Anyone? Anyone? I haven’t experienced this in a long time, so my response was vague:
. . . the first thing to try would probably be moving your preferences folder to the desktop and forcing InDesign to rebuild it. That’ll get the program to launch properly, at least, and then maybe you can recover the file from there. Details:
InDesign Secrets: Rebuilding InDesign Preferences.
The second option would be trying to get someone at Adobe to look at it, by posting a query on the forums. Sometimes they respond pretty quickly.
Finally, if the time you’d lose redoing everything would be worth $99,
you could send the document to Markzware for their voodoo file rescue
service: Markzware blog: Fix your Bad Adobe InDesign Files!

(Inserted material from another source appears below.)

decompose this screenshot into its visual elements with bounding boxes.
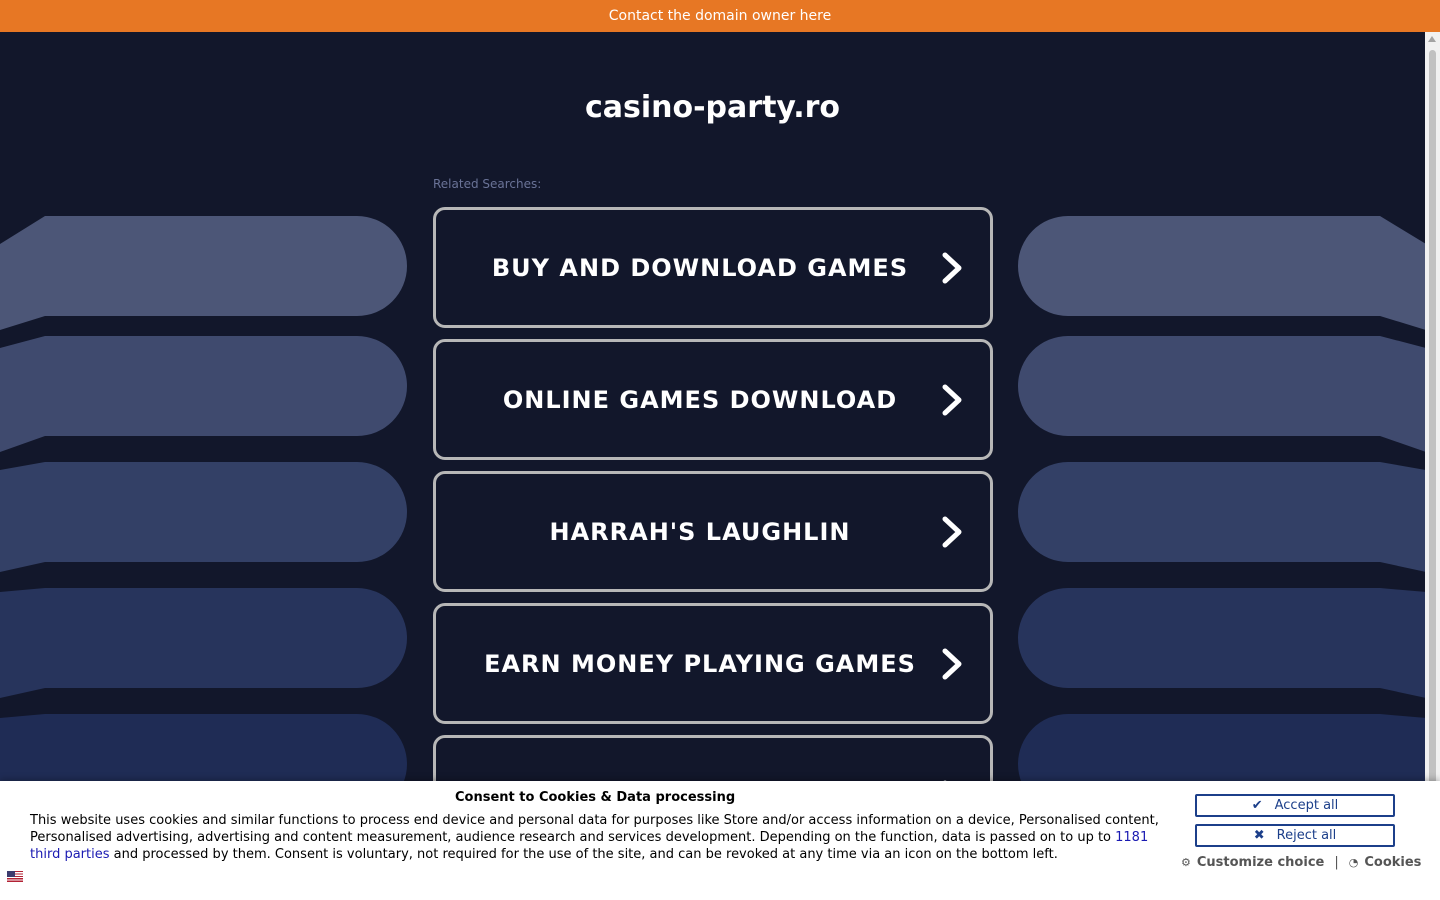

Other suggestions? If the file could be opened, I’d say export to .inx; that cures a lot of ills. When you can’t open it, though, I dunno.
I should also mention here that perhaps one reason this hasn’t happened to me in a long time is that I regularly create new save-as versions while I work—foo(1).indd → foo(2). indd → foo(2b).indd (a variant I’m not sure about) → etc. Doing a “save as” compresses the file, and I feel in my heart that it removes a lot of potentially corrupting gunk and thereby keeps my files more stable. Having snapshots of all those previous stages also makes it easier to roll back parts of a file, selectively.
An aside: Does anybody out there use Version Cue? I’ve never bothered. Does it help with this kind of stuff at all?